### Thursday at the Streetfest III

#### Posted by Guest

Gorbunov decided to talk about Gerbes of Chiral Differential Operators instead of what was in his abstract, motivation being CFT and the study of A and B differentials and also Witten’s half-twisted case leading to an infinite dimensional $H(V) = \oplus V_{i}$ with the property of being a vertex algebra (which Gorbunov defined nicely for us but I won’t repeat) such that the weighted sum of dimensions gives the elliptic genus of $M$.

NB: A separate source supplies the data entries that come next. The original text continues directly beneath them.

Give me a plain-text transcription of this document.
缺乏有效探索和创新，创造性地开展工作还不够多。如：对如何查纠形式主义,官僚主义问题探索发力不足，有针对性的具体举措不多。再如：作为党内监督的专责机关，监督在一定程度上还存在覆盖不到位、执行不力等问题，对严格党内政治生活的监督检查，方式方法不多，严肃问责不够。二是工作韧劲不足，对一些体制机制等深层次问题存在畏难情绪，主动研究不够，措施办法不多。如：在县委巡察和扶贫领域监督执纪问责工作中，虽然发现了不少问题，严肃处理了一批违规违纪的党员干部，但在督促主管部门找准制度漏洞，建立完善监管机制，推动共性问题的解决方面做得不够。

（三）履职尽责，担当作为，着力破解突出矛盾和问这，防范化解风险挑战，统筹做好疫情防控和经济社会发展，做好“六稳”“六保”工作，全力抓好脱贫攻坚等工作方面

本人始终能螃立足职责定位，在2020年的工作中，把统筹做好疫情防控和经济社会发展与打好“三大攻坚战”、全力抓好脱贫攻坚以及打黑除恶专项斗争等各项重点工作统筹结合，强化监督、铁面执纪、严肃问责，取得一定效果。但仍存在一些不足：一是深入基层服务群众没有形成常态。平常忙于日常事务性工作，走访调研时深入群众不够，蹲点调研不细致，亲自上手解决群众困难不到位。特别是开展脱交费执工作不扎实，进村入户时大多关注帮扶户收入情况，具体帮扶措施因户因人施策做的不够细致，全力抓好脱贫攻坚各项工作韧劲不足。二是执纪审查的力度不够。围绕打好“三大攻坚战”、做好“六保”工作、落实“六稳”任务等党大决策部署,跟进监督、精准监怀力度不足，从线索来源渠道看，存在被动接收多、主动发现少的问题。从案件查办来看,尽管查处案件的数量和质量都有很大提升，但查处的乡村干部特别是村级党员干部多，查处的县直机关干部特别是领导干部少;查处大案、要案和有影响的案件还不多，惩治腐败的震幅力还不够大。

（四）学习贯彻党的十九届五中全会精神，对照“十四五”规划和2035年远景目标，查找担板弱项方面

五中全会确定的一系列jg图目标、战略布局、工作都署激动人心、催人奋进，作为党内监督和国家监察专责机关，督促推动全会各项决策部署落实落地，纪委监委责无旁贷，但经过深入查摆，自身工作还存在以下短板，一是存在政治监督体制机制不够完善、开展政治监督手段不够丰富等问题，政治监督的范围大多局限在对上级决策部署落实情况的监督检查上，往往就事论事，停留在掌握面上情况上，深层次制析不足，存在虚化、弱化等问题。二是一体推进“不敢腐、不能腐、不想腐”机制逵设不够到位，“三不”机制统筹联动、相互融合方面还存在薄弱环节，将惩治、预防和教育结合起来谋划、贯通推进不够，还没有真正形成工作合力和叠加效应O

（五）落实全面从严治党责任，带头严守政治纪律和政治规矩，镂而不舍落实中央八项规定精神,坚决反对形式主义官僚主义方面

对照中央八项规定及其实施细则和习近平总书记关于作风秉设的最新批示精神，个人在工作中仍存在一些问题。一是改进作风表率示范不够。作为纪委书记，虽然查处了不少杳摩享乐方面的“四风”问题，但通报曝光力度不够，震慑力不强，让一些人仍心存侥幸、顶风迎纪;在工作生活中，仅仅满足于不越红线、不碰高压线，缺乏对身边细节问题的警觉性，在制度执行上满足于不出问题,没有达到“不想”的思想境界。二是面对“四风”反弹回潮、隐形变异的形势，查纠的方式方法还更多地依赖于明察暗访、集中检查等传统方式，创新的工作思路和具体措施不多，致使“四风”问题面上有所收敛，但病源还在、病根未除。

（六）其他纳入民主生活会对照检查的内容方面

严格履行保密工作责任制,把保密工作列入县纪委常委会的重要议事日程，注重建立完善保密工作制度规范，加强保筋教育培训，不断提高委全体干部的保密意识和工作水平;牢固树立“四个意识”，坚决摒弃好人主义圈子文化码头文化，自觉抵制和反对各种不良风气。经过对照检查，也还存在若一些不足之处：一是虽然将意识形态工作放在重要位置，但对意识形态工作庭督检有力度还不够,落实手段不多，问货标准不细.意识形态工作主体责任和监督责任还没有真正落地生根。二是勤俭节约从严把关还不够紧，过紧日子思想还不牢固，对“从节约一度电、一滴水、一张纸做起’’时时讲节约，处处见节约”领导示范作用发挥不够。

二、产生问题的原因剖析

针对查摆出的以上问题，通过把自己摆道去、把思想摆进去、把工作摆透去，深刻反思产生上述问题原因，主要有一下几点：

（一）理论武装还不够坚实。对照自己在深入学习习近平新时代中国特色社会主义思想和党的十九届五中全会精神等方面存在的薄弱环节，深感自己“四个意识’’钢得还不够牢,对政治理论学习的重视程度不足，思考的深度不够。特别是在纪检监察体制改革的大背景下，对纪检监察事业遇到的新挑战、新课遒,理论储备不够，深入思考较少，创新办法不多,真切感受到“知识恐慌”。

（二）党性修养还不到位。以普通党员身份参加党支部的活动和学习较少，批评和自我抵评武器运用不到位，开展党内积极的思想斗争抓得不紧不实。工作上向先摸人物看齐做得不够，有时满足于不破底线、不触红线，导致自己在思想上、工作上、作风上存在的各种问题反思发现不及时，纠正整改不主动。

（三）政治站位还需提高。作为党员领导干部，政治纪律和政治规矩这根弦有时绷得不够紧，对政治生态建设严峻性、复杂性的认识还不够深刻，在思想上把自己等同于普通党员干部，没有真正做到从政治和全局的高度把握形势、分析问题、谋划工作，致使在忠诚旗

I guess if you’re at Strings 2005 you’ll hear all about recent work by Witten and Kapustin on this stuff. Anyway, then we went onto vertex algebroids! For $A$ a commutative associative ring, $T$ an $A$-module and $\Omega$ a $T$ and $A$ module, a $d: A \rightarrow \Omega$ and a Courant bracket (remember Bouwknegt’s talk) there is a complicated looking list of axioms involving also maps $c: T \otimes T \rightarrow \Omega$ and $\gamma: A \otimes T \rightarrow \Omega$.

The theorem of Gorbunov et al. is that, given any complex analytic $M$ and bundle $E$ there exists a certain gerbe so that we get a vertex algebra $H^* (M, \Omega^{\mathrm{ch}}(M,E))$.

Yetter raced us through an unbelievable amount of stuff after struggling with the laptop setup, starting with a 5 minute summary of knot polynomials, tangles, Joyal and Street and other things leading up to the paper of Mei-Chi Shum on tortile tensor categories. As far as I know this important paper isn’t available online - sorry. Yetter stressed the importance of the fact that these structures allow us to understand why quantum groups have something to do with low dimensional topology.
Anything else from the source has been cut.